Production of trimethylsilyl (TMS) ester derivatives of phytosterols was done by a modified procedure(Jiménez-Escrig et al. 2006). Pyridine (500 μL) was immediately added to the dried PS in the round bottom flask. In addition, BSTFA (N, O- Bis (trimethylsilyl) trifluoroacetamide) containing 1 % TMCS (Trimethylchlorosilane) (500 μL) was added and mixed properly and stored overnight at room temperature for silylation. The excess reagent was then removed with N2 gas, and the dry PS ester was dissolved in di-chloromethane: hexane (1:1), and the aliquots were stored at -4 °C until analysis.

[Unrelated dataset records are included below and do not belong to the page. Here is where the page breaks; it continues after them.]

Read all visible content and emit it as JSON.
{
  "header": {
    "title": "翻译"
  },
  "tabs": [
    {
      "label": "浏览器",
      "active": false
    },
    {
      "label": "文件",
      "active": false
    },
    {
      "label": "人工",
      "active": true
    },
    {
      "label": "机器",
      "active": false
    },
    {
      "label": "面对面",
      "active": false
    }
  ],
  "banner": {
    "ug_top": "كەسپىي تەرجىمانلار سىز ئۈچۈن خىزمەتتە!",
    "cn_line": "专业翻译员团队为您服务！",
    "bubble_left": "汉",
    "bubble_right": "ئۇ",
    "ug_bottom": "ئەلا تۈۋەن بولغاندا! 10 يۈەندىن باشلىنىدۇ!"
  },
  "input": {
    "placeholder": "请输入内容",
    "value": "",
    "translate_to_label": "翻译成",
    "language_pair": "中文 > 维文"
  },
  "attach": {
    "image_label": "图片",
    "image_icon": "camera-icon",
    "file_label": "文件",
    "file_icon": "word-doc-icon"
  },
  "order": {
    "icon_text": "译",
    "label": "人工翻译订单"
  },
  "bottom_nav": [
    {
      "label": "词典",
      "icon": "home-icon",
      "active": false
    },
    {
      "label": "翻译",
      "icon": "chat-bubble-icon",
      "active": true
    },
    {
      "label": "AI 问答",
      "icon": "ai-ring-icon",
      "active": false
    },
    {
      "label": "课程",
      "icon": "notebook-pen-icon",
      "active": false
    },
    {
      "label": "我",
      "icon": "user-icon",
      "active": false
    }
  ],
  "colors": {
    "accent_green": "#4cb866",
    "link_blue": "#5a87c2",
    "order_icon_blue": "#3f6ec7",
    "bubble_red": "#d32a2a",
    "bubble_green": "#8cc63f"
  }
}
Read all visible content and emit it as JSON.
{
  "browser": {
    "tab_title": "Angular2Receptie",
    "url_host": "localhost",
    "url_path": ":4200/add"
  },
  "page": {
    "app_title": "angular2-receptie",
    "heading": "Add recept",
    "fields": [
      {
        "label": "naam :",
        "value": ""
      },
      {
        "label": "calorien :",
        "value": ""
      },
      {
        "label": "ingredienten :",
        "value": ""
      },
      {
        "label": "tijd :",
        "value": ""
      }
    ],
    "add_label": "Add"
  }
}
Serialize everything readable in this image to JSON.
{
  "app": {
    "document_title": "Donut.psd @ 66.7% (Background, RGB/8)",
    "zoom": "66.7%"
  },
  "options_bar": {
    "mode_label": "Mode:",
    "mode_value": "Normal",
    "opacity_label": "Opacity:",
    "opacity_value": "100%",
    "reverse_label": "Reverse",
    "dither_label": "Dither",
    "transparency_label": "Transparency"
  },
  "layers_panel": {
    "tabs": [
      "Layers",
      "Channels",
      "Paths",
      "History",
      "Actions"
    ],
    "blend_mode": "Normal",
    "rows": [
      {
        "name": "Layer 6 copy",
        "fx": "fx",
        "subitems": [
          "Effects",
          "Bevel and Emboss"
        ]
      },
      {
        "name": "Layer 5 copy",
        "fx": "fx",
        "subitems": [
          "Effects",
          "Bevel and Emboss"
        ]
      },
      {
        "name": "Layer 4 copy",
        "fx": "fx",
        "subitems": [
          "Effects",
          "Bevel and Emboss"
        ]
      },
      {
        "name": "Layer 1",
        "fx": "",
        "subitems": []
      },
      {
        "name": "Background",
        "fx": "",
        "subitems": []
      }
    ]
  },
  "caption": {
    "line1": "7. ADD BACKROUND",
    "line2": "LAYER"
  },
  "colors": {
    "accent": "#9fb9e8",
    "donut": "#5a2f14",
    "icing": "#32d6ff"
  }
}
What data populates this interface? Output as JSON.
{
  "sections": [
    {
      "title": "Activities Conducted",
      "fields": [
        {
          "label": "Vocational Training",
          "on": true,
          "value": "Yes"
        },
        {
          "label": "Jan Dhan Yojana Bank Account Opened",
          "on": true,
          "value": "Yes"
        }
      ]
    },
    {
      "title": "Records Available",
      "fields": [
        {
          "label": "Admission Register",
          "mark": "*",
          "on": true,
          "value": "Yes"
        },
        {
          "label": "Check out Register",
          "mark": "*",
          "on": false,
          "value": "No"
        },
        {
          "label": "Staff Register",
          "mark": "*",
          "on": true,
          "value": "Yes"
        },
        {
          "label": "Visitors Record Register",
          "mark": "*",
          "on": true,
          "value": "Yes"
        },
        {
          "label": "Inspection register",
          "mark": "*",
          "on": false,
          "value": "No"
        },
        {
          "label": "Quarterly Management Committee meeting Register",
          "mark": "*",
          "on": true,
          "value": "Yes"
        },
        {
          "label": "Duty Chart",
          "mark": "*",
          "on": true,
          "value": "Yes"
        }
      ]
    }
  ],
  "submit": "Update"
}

Gas Chromatography of the standard (stigmasterol, sitosterol, and campesterol) and the sample phytosterols (corn germ, fiber, gluten, and whole corn flour) was performed to obtain standard chromatograms. The GC analysis of PSs was carried out as previously reported(Jiménez-Escrig et al. 2006). The TMS ester derivative sample (1 µl) was injected to flow through the biphenyl polysiloxane column (30 m × 0.25 mm i.d.× 0.25 μm f.t.) (Elite-5, PerkinElmer, Waltham, Massachusetts, USA) built into a gas chromatograph (Shimadzu GC2010) for detection in a flame ionization detector (300 °C). The column temperature program started at 245 °C, was held for 1 minute and increased to 275 °C at the rate of 3 °C/min to be held for 28.5 min. The carrier gas, nitrogen with a flow rate of 1.08 ml/min, flowed with a split ratio of 1:22. Three major PSs—Campesterol, Stigmasterol, and β-Sitosterol were determined by their respective retention times of the standards.. The GC chromatograms of the by-product phytosterol extracts are shown in Fig. 5. All experiments were performed at least twice with triplicate samples each time.
[Figure 5 near here]
The values in the tables are represented as Mean± SD (standard deviation) of three independent replicates. The results were analyzed by a two-way ANOVA (p< 0.001) test followed by a post-hoc Tukey test (multiple comparison test) using GraphPad prism application (Inc. La Jolla, CA, USA).